Under this historic deal, the US has slashed its levy on Indian goods from 25% to 18%, a rate that makes Indian exports more competitive than those from regional peers like Vietnam and Thailand.

Central to this "first phase" is Prime Minister Modi’s agreement to halt crude oil purchases from Russia and instead source USD 500 billion in US goods, energy, and technology over the next five years.

The market reaction was immediate and overwhelmingly positive, as the Indian rupee posted its biggest gain in over three years and domestic stocks jumped the most since 2021.

Consequently, economists now suggest this deal could boost GDP by up to 0.3 percentage points, with growth projected to reach 7.4% for the upcoming fiscal year.

The digital export engine and GCC surge

While trade barriers fall, India is aggressively positioning itself as the "global backend" for the AI era through unprecedented fiscal incentives and infrastructure growth.

Finance Minister Nirmala Sitharaman’s announcement of a tax exemption until 2047 for hyperscalers like AWS, Google, and Microsoft provides a massive 20-year runway for foreign firms to deliver global cloud services from Indian soil.

This digital push is further validated by a new FICCI-Anarock report which predicts that the number of Global Capability Centres (GCCs) will rise to 2,400 by 2030, with a market size reaching USD 110 billion.

These centres, which already account for over 40% of total office leasing in top cities, are a primary driver for the Indian REIT market, which is expected to expand its penetration to 25-30% of institutional real estate by 2030.

Regional resilience

Amidst a broader slowdown in Asia Pacific growth, India remains the region’s primary growth engine due to robust domestic momentum and a healthy labour market.

Unlike many neighbours, the RBI has maintained a "higher-for-longer" interest rate stance, supported by soft inflation that continues to keep private consumption steady across the country.
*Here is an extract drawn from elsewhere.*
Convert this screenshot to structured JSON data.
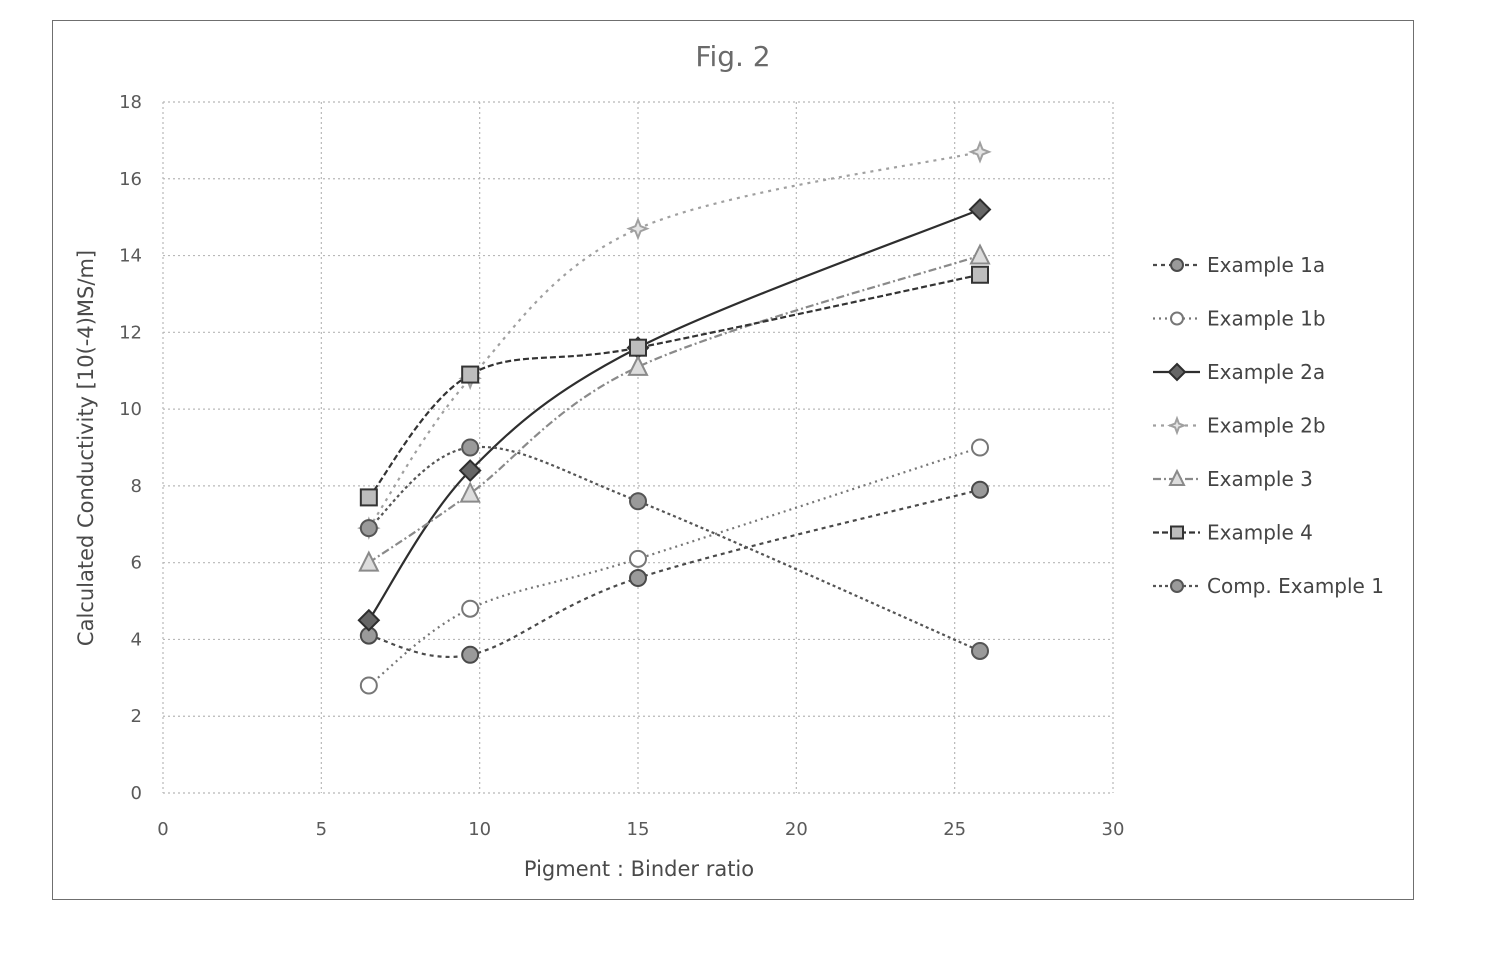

This economic strength is reflected in the commercial real estate sector, where top cities now host approximately 800 million square feet of Grade-A office stock.

Furthermore, India has become a primary beneficiary of the "China+1" supply chain strategy, leading to a surge in demand for automation-ready logistics facilities and quick-commerce warehousing.

Even the hospitality sector is seeing a turnaround, with average daily rates growing by 10.7% in 2025 as travellers increasingly flock to cultural hubs like Jaipur, Kochi, and Lucknow.